Großmannssucht in Klagenfurt beenden

Die Wirtschaft hat die Faxen satt: Die Landeshauptstadt soll ihre unrealistischen Bauvorhaben einmotten und zu sparen beginnen, verlangt Kärntens WK-Präsident Pacher.

Klagenfurt (OTS) - Ein sofortiges Ende der politischen Großmannssucht in der budgetär ohnehin klammen Landeshauptstadt fordert heute Kärnten Wirtschaftskammerpräsident Franz Pacher. Schon das unsinnigste Fußballstadion Österreichs mit 32.000 Sitzplätzen für drei Europameisterschaftsspiele, garniert mit der unendlichen Leidensgeschichte des Steuerzahlers für allerlei implodierte Fußballvereine, sei ein Sündenfall gewesen, an die die Bürger noch Jahrzehnte zahlen würden, warnte Pacher: "Allein für die nunmehr beabsichtigte Fertigstellung des Stadions sind weitere 20 Millionen Euro des Steuerzahlers fällig. Wenn die Stadtpolitik in dieser Situation auch noch über neue Luxusbäder und Mega-Eishallen phantasiert, dann erfüllt das den Tatbestand der politischen Fahrlässigkeit."

Selbstverständlich brauche eine Landeshauptstadt ein Fußballstadion, ein Hallenbad und - als Heimstätte des österreichischen Rekordmeisters - eine adäquate Eishalle. Pacher:
"Aber eben kein Stadion für 32.000 Personen, keinen Wellnesstempel mit unabschätzbaren Folgekosten und keine Eishockeyarena mit 9000 Plätzen, die nur wenige Male im Jahr ausverkauft ist." Deshalb sei in erster Linie eine umfassende Sanierung oder auch ein Neubau des Hallenbades am jetzigen Standort zu überlegen, das für Familien mit Kleinkindern ebenso geeignet sei wie für den ambitionierten Kärntner Schwimmsport. Und der KAC sei nicht 29-facher österreichischer Eishockeymeister geworden wegen der größten Halle, sondern wegen der besten Spieler und ihrer begeisterten Fans. Pacher: "Also braucht der KAC eine vernünftige Eishalle, etwa durch eine umfassende Sanierung der bestehenden Anlage, mit zeitgemäßer Infrastruktur, Umkleidekabinen und sanitären Einrichtungen - keine Protzarena im US-XXL-Format, die dann wie ein Klotz am Bein des Vereins und der Steuerzahler hängt."

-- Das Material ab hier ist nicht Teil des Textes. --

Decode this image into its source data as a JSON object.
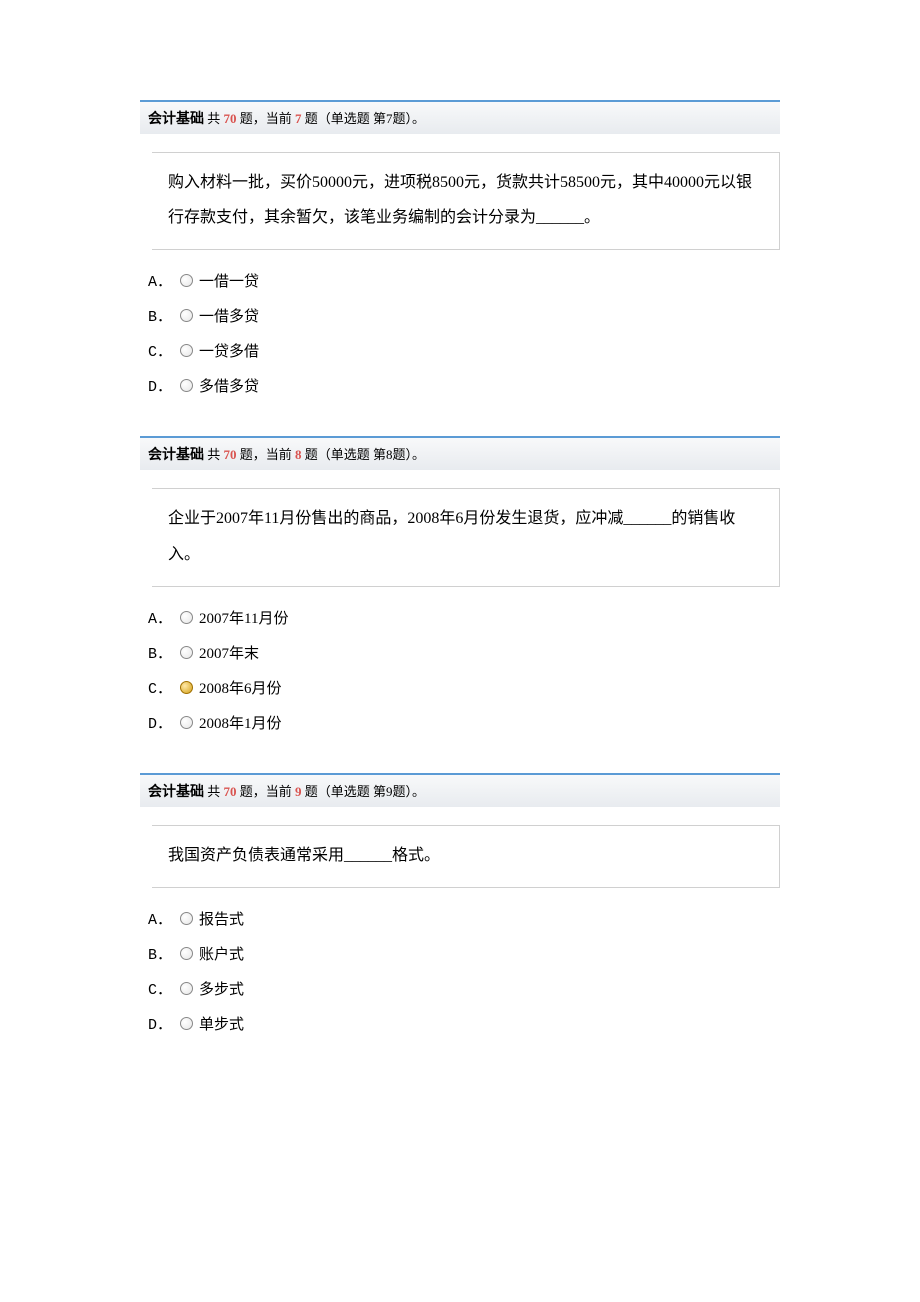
{
  "section_label": "会计基础",
  "total_prefix": " 共 ",
  "total_count": "70",
  "total_suffix": " 题，当前 ",
  "questions": [
    {
      "current_num": "7",
      "type_label": " 题（单选题 第7题）。",
      "text": "购入材料一批，买价50000元，进项税8500元，货款共计58500元，其中40000元以银行存款支付，其余暂欠，该笔业务编制的会计分录为______。",
      "options": [
        {
          "letter": "A．",
          "text": "一借一贷",
          "selected": false
        },
        {
          "letter": "B．",
          "text": "一借多贷",
          "selected": false
        },
        {
          "letter": "C．",
          "text": "一贷多借",
          "selected": false
        },
        {
          "letter": "D．",
          "text": "多借多贷",
          "selected": false
        }
      ]
    },
    {
      "current_num": "8",
      "type_label": " 题（单选题 第8题）。",
      "text": "企业于2007年11月份售出的商品，2008年6月份发生退货，应冲减______的销售收入。",
      "options": [
        {
          "letter": "A．",
          "text": "2007年11月份",
          "selected": false
        },
        {
          "letter": "B．",
          "text": "2007年末",
          "selected": false
        },
        {
          "letter": "C．",
          "text": "2008年6月份",
          "selected": true
        },
        {
          "letter": "D．",
          "text": "2008年1月份",
          "selected": false
        }
      ]
    },
    {
      "current_num": "9",
      "type_label": " 题（单选题 第9题）。",
      "text": "我国资产负债表通常采用______格式。",
      "options": [
        {
          "letter": "A．",
          "text": "报告式",
          "selected": false
        },
        {
          "letter": "B．",
          "text": "账户式",
          "selected": false
        },
        {
          "letter": "C．",
          "text": "多步式",
          "selected": false
        },
        {
          "letter": "D．",
          "text": "单步式",
          "selected": false
        }
      ]
    }
  ]
}
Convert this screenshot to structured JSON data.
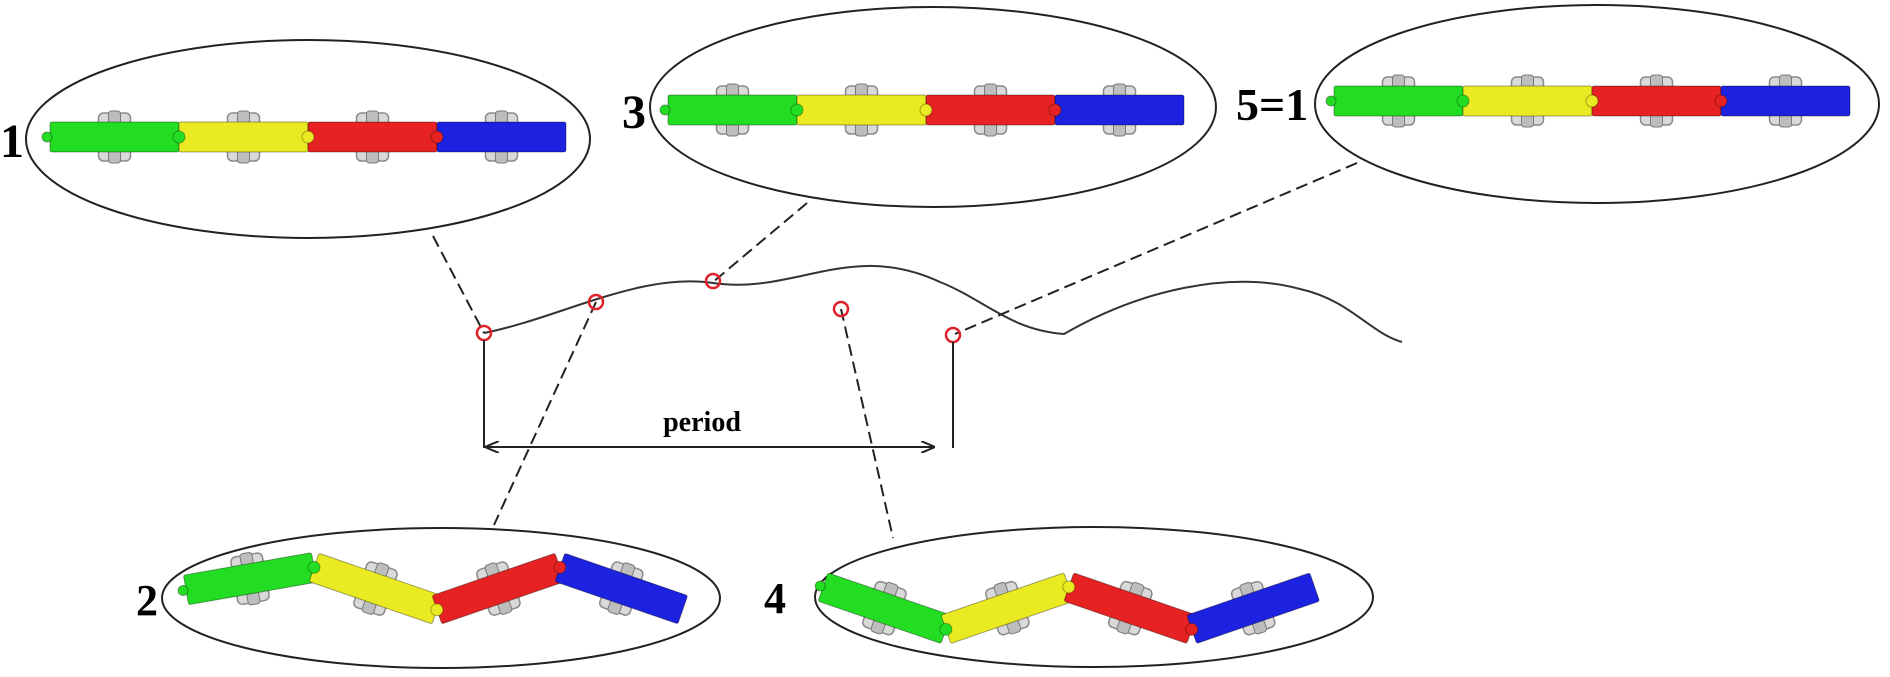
{
  "colors": {
    "segments": [
      "#22dd22",
      "#eaea22",
      "#e62222",
      "#1c22e0"
    ],
    "marker": "#e0202a"
  },
  "snapshots": [
    {
      "id": "1",
      "label": "1",
      "pose": "straight"
    },
    {
      "id": "2",
      "label": "2",
      "pose": "zigzag-down"
    },
    {
      "id": "3",
      "label": "3",
      "pose": "straight"
    },
    {
      "id": "4",
      "label": "4",
      "pose": "zigzag-up"
    },
    {
      "id": "5",
      "label": "5=1",
      "pose": "straight"
    }
  ],
  "period_label": "period"
}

Denn jedes der beiden jetzt diskutierten Projekte würde etwa 35 bis 40 Millionen Euro kosten, also gemeinsam wiederum in der Größenordnung des heute nutzlosen EM-Stadions liegen. Solche politischen Denkmäler seien nichts anderes als die künftigen Belastungspakete für Bürger und Betriebe, die Wirtschaft am Standort Klagenfurt sei nicht mehr bereit, dem Faschingstreiben im Rathaus kommentarlos zuzusehen. Pacher: "Die Stadt Klagenfurt braucht keine neuen Luftschlösser, sondern einen konsequenten Sparkurs, um ihre öffentlichen Leistungen für die Bürger weiterhin zu erträglichen Kosten anbieten zu können. Ich fordere die Verantwortlichen auf, eine Entwöhnungskur von der Großmannssucht vergangener Tage zu machen und endlich ihren Beitrag zur Stabilisierung der öffentlichen Finanzen zu leisten!"